In a brand new interview with Wondering Sound, former Megadeth guitarist Marty Friedman explained his decision to leave the band in 1999 in order to make the kind of music that he was passionate about - Japanese pop music, or J-Pop, which Friedman calls "embarrassingly happy."
"I found myself touring with Megadeth, and in my hotel room I'd be blasting this Japanese music all the time. What's wrong with this picture?" he said (via Blabbermouth).
As his interest in J-pop grew, Friedman started enjoying Megadeth less. "I thought I was doing myself a disservice just playing the same old stuff and not really enjoying it," he said. "Making money from fans who want to see you play when you're not into it didn't really sit right with me."
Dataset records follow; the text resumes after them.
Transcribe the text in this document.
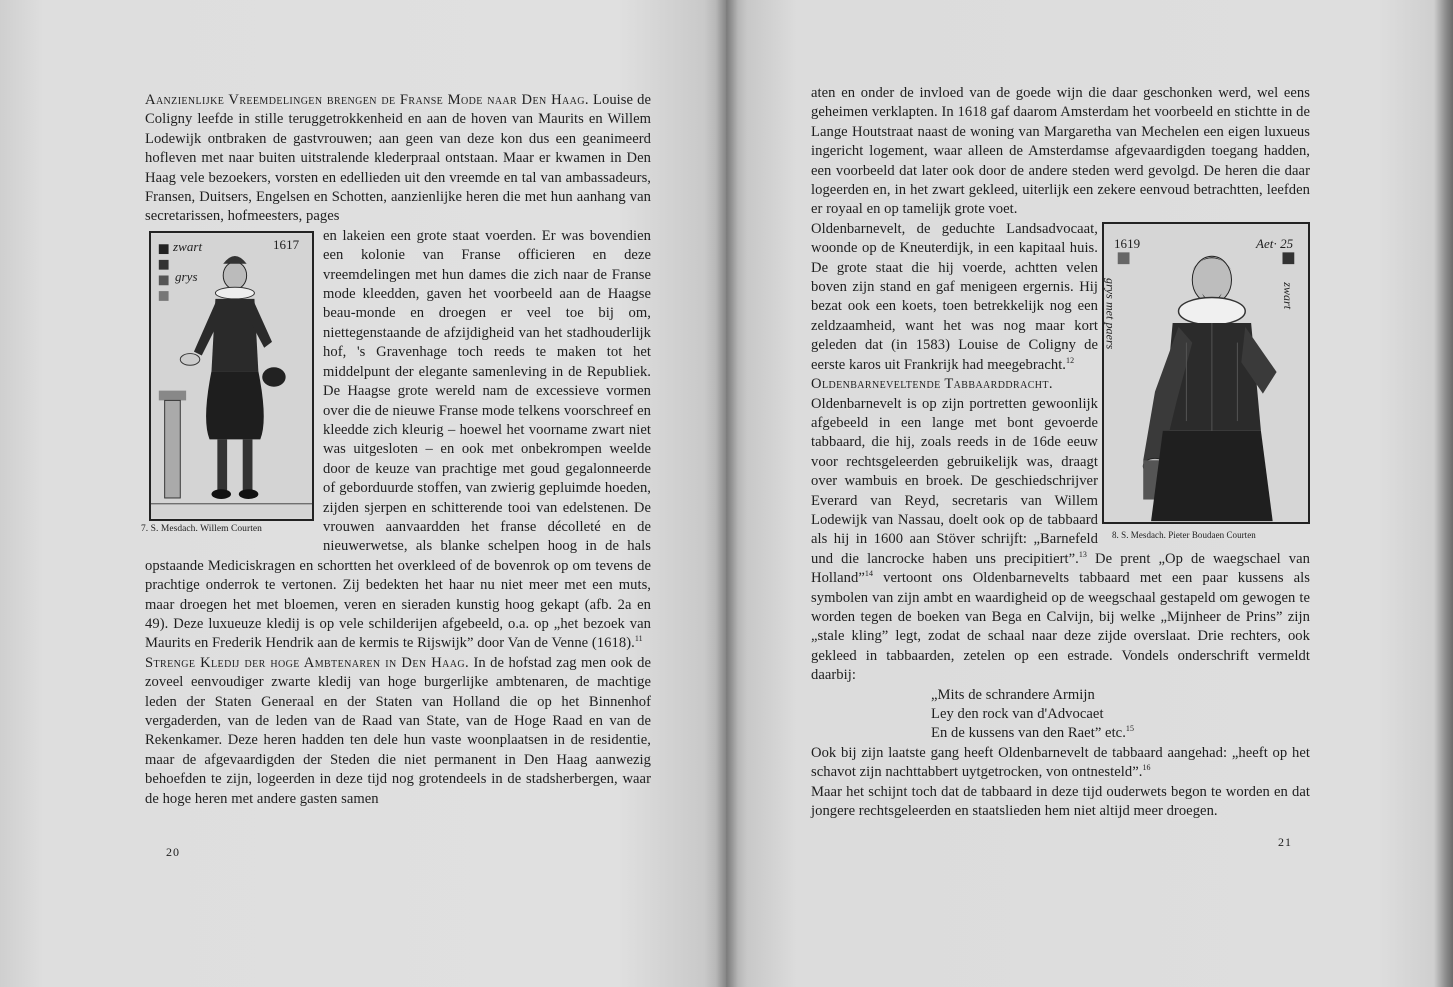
Aanzienlijke Vreemdelingen brengen de Franse Mode naar Den Haag. Louise de Coligny leefde in stille teruggetrokkenheid en aan de hoven van Maurits en Willem Lodewijk ontbraken de gastvrouwen; aan geen van deze kon dus een geanimeerd hofleven met naar buiten uitstralende klederpraal ontstaan. Maar er kwamen in Den Haag vele bezoekers, vorsten en edellieden uit den vreemde en tal van ambassadeurs, Fransen, Duitsers, Engelsen en Schotten, aanzienlijke heren die met hun aanhang van secretarissen, hofmeesters, pages

zwart
grys
1617
7. S. Mesdach. Willem Courten

en lakeien een grote staat voerden. Er was bovendien een kolonie van Franse officieren en deze vreemdelingen met hun dames die zich naar de Franse mode kleedden, gaven het voorbeeld aan de Haagse beau-monde en droegen er veel toe bij om, niettegenstaande de afzijdigheid van het stadhouderlijk hof, 's Gravenhage toch reeds te maken tot het middelpunt der elegante samenleving in de Republiek. De Haagse grote wereld nam de excessieve vormen over die de nieuwe Franse mode telkens voorschreef en kleedde zich kleurig – hoewel het voorname zwart niet was uitgesloten – en ook met onbekrompen weelde door de keuze van prachtige met goud gegalonneerde of geborduurde stoffen, van zwierig gepluimde hoeden, zijden sjerpen en schitterende tooi van edelstenen. De vrouwen aanvaardden het franse décolleté en de nieuwerwetse, als blanke schelpen hoog in de hals opstaande Mediciskragen en schortten het overkleed of de bovenrok op om tevens de prachtige onderrok te vertonen. Zij bedekten het haar nu niet meer met een muts, maar droegen het met bloemen, veren en sieraden kunstig hoog gekapt (afb. 2a en 49). Deze luxueuze kledij is op vele schilderijen afgebeeld, o.a. op „het bezoek van Maurits en Frederik Hendrik aan de kermis te Rijswijk” door Van de Venne (1618).$^{11}$

Strenge Kledij der hoge Ambtenaren in Den Haag. In de hofstad zag men ook de zoveel eenvoudiger zwarte kledij van hoge burgerlijke ambtenaren, de machtige leden der Staten Generaal en der Staten van Holland die op het Binnenhof vergaderden, van de leden van de Raad van State, van de Hoge Raad en van de Rekenkamer. Deze heren hadden ten dele hun vaste woonplaatsen in de residentie, maar de afgevaardigden der Steden die niet permanent in Den Haag aanwezig behoefden te zijn, logeerden in deze tijd nog grotendeels in de stadsherbergen, waar de hoge heren met andere gasten samen

20

aten en onder de invloed van de goede wijn die daar geschonken werd, wel eens geheimen verklapten. In 1618 gaf daarom Amsterdam het voorbeeld en stichtte in de Lange Houtstraat naast de woning van Margaretha van Mechelen een eigen luxueus ingericht logement, waar alleen de Amsterdamse afgevaardigden toegang hadden, een voorbeeld dat later ook door de andere steden werd gevolgd. De heren die daar logeerden en, in het zwart gekleed, uiterlijk een zekere eenvoud betrachtten, leefden er royaal en op tamelijk grote voet.

1619	Aet· 25
grys met paers	zwart
8. S. Mesdach. Pieter Boudaen Courten

Oldenbarnevelt, de geduchte Landsadvocaat, woonde op de Kneuterdijk, in een kapitaal huis. De grote staat die hij voerde, achtten velen boven zijn stand en gaf menigeen ergernis. Hij bezat ook een koets, toen betrekkelijk nog een zeldzaamheid, want het was nog maar kort geleden dat (in 1583) Louise de Coligny de eerste karos uit Frankrijk had meegebracht.$^{12}$

Oldenbarneveltende Tabbaarddracht.
Oldenbarnevelt is op zijn portretten gewoonlijk afgebeeld in een lange met bont gevoerde tabbaard, die hij, zoals reeds in de 16de eeuw voor rechtsgeleerden gebruikelijk was, draagt over wambuis en broek. De geschiedschrijver Everard van Reyd, secretaris van Willem Lodewijk van Nassau, doelt ook op de tabbaard als hij in 1600 aan Stöver schrijft: „Barnefeld und die lancrocke haben uns precipitiert”.$^{13}$ De prent „Op de waegschael van Holland”$^{14}$ vertoont ons Oldenbarnevelts tabbaard met een paar kussens als symbolen van zijn ambt en waardigheid op de weegschaal gestapeld om gewogen te worden tegen de boeken van Bega en Calvijn, bij welke „Mijnheer de Prins” zijn „stale kling” legt, zodat de schaal naar deze zijde overslaat. Drie rechters, ook gekleed in tabbaarden, zetelen op een estrade. Vondels onderschrift vermeldt daarbij:

„Mits de schrandere Armijn
Ley den rock van d'Advocaet
En de kussens van den Raet” etc.$^{15}$

Ook bij zijn laatste gang heeft Oldenbarnevelt de tabbaard aangehad: „heeft op het schavot zijn nachttabbert uytgetrocken, von ontnesteld”.$^{16}$

Maar het schijnt toch dat de tabbaard in deze tijd ouderwets begon te worden en dat jongere rechtsgeleerden en staatslieden hem niet altijd meer droegen.

21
According to Marty, he simply outgrew metal, explaining that Megadeth's music began to bore him, and he singled out the band's popular ballad "A Tout Le Monde" as an example.
"The melody's like duh duh duh duh, duh duh duh duh. It's kind of the same thing over and over again," he told NPR in a separate interview. "I'd go play the show at night with Megadeth. And I'd be like, you know, what what I'm listening to is just so much more exciting than what I'm playing as my gig."
Friedman told his Megadeth bandmates that he would leave the group at the conclusion of a 16-month-long tour, but "only stayed three more months." He explained to Wondering Sound: "It was just too much. I'm the kind of guy who can't fake it that well. It wasn't very nice, but I just couldn't go on anymore."
Focusing on the J-Pop genre, Friedman noted that going for the opposite of metal was the whole point.
"There's not a whole lot of happy music going on," he told NPR. "Especially in the heavy metal world, where everybody's just trying to out-lame each other, you know, with darkness and monsters and crap like that."
Marty's new solo album, "Inferno," sold around 2,100 copies in the United States in its first week of release to debut at position No. 186 on the Billboard 200 chart. The CD was released on May 26 via Prosthetic Records (except in Japan, where the album was made available through Universal Music).